北疆镇府,军情大堂。
莫振山话音落定,满堂肃杀之气翻涌而起。
桌案上的山川舆图铺展全开,朱墨浓笔密密麻麻标注着四路藩镇的屯兵隘口、粮草驻地、行军要道,以及北原草原骑兵的游动范围。
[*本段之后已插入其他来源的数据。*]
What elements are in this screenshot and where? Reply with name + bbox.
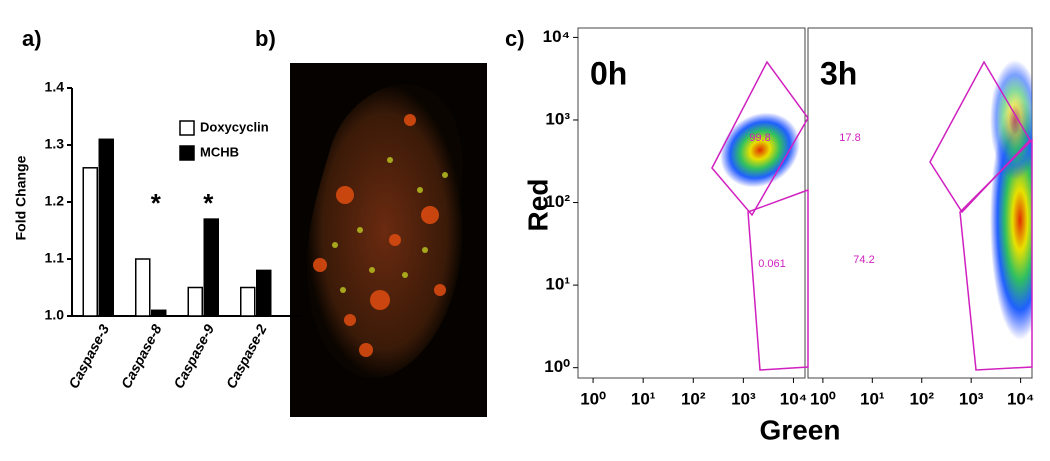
x-tick-label: 10³ (731, 389, 756, 408)
y-tick-label: 10⁰ (544, 357, 570, 376)
x-tick-label: 10⁴ (780, 389, 807, 408)
bar (187, 286, 203, 317)
bar (203, 218, 219, 317)
x-tick-label: Caspase-3 (65, 321, 112, 391)
significance-marker: * (151, 188, 162, 218)
x-tick-label: 10⁰ (810, 389, 836, 408)
bar (240, 286, 256, 317)
panel-label: c) (505, 26, 525, 51)
x-tick-label: 10² (909, 389, 934, 408)
plot-title: 3h (820, 55, 857, 91)
gate-label: 17.8 (839, 132, 860, 144)
density (990, 60, 1032, 340)
axis-label: Fold Change (13, 155, 29, 240)
x-tick-label: 10² (681, 389, 706, 408)
axis-label: Green (760, 414, 841, 445)
y-tick-label: 10¹ (545, 275, 570, 294)
legend-label: Doxycyclin (200, 119, 269, 134)
y-tick-label: 1.4 (45, 79, 65, 95)
legend-swatch (179, 120, 195, 136)
gate-label: 0.061 (758, 258, 786, 270)
legend-label: MCHB (200, 144, 239, 159)
density (720, 112, 800, 188)
y-tick-label: 1.0 (45, 307, 65, 323)
y-tick-label: 10³ (545, 109, 570, 128)
plot-title: 0h (590, 55, 627, 91)
panel-label: b) (255, 26, 276, 51)
x-tick-label: Caspase-8 (118, 321, 165, 391)
y-tick-label: 1.2 (45, 193, 65, 209)
x-tick-label: 10¹ (860, 389, 885, 408)
gate (711, 60, 1033, 371)
gate-label: 99.8 (749, 132, 770, 144)
significance-marker: * (203, 188, 214, 218)
axis-label: Red (522, 179, 553, 232)
x-tick-label: 10³ (959, 389, 984, 408)
x-tick-label: 10⁰ (580, 389, 606, 408)
gate-label: 74.2 (853, 254, 874, 266)
x-tick-label: 10⁴ (1007, 389, 1034, 408)
panel-label: a) (22, 26, 42, 51)
legend-swatch (179, 145, 195, 161)
x-tick-label: Caspase-2 (223, 321, 270, 391)
y-tick-label: 10² (545, 192, 570, 211)
y-tick-label: 1.1 (45, 250, 65, 266)
bar (82, 167, 98, 317)
y-tick-label: 10⁴ (543, 27, 570, 46)
bar (135, 258, 151, 317)
bar (151, 309, 167, 317)
micrograph (290, 63, 487, 417)
bar (98, 138, 114, 317)
x-tick-label: 10¹ (631, 389, 656, 408)
bar (256, 269, 272, 317)
y-tick-label: 1.3 (45, 136, 65, 152)
x-tick-label: Caspase-9 (170, 321, 217, 391)
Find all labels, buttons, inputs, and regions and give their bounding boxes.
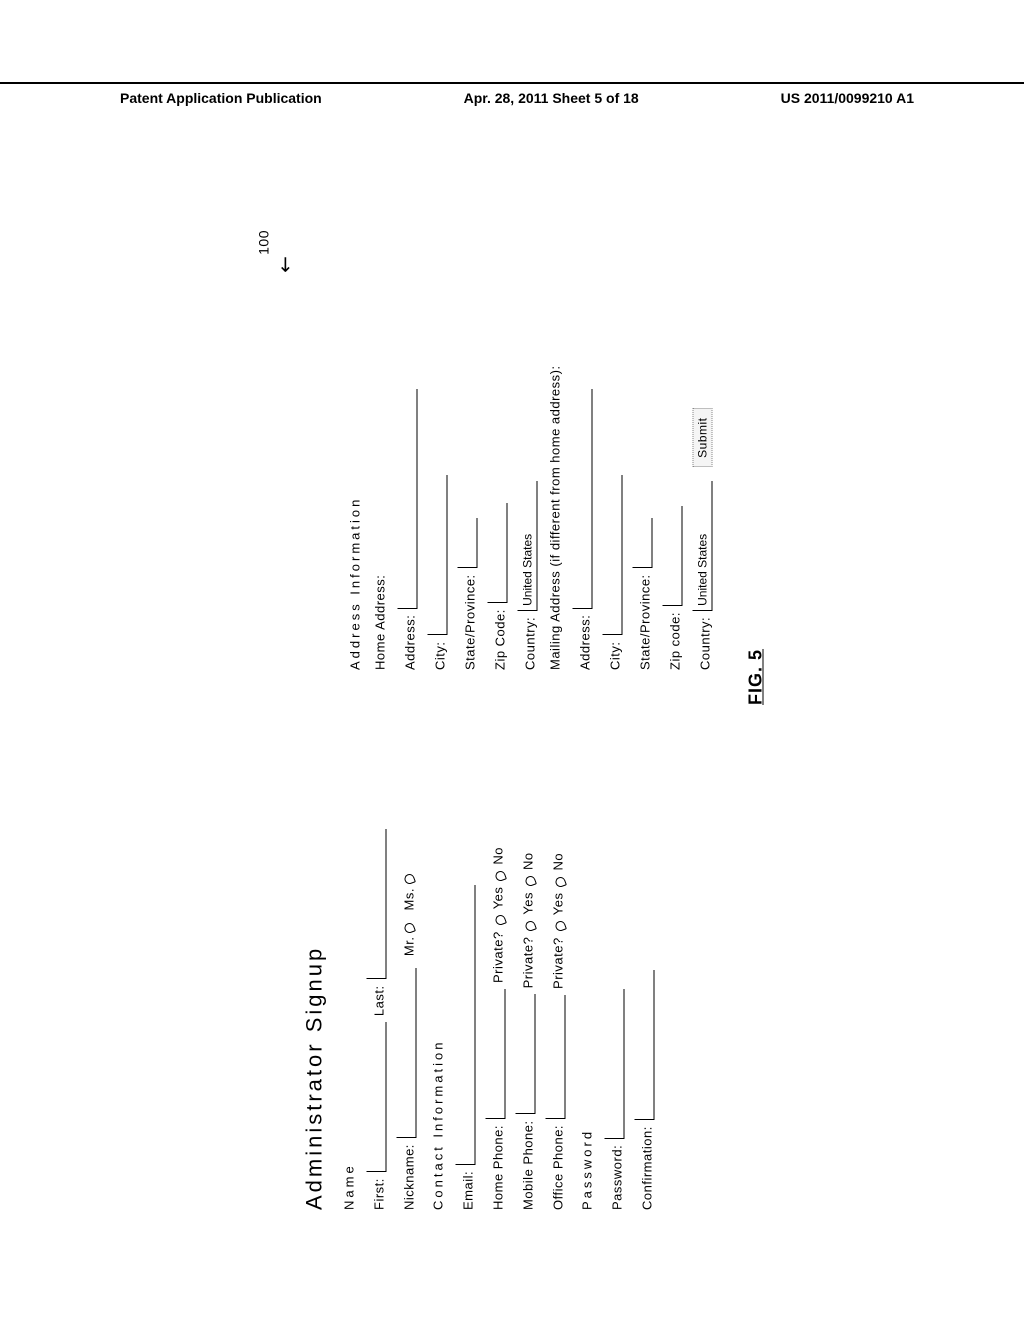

每一处标记精准入微,皆是连日来探马冒死传回的一手情报,将五万合围敌军的虚实尽数扒开,毫无遮掩。
楚烈手握腰间佩刀,脊背挺得笔直,眼底战意熊熊,拱手沉声请命:“主公!末将请战!还请主公明示,四路敌军,先击哪一路!”
他追随莫振山一路走来,从流民少年蜕变为北疆精锐统帅,早已深谙自家主公的战法精髓——从不被动死守,绝境之中,必以主动破局,以快、以狠、以准,击碎所有围困。
周老卒此刻已然收敛了方才的凝重忧心,数十年戍边沙场的阅历让他彻底看清局势。所谓天下合围,看着声势滔天,实则外强中干。他上前一步,嗓音沉稳厚重,补充战局要害:“主公,老奴常年驻守边境,对四路藩镇底细一清二楚。
河西藩镇节度使素来畏怯慎微,兵马虽有七千之众,却常年驻守贫瘠西陲,不善硬仗,只求趁乱劫掠财货人口,无死战之心。反观山南张怀安,兵败怀恨,心气焦躁,急于雪耻,必定冒进抢功。河东李嗣源野心最大,坐拥铁矿粮草,兵马精锐,却最为狡诈多疑,惯于坐观成败,保存自身实力。幽云藩镇居中策应,墙头草心性最重,绝不会率先拼命。”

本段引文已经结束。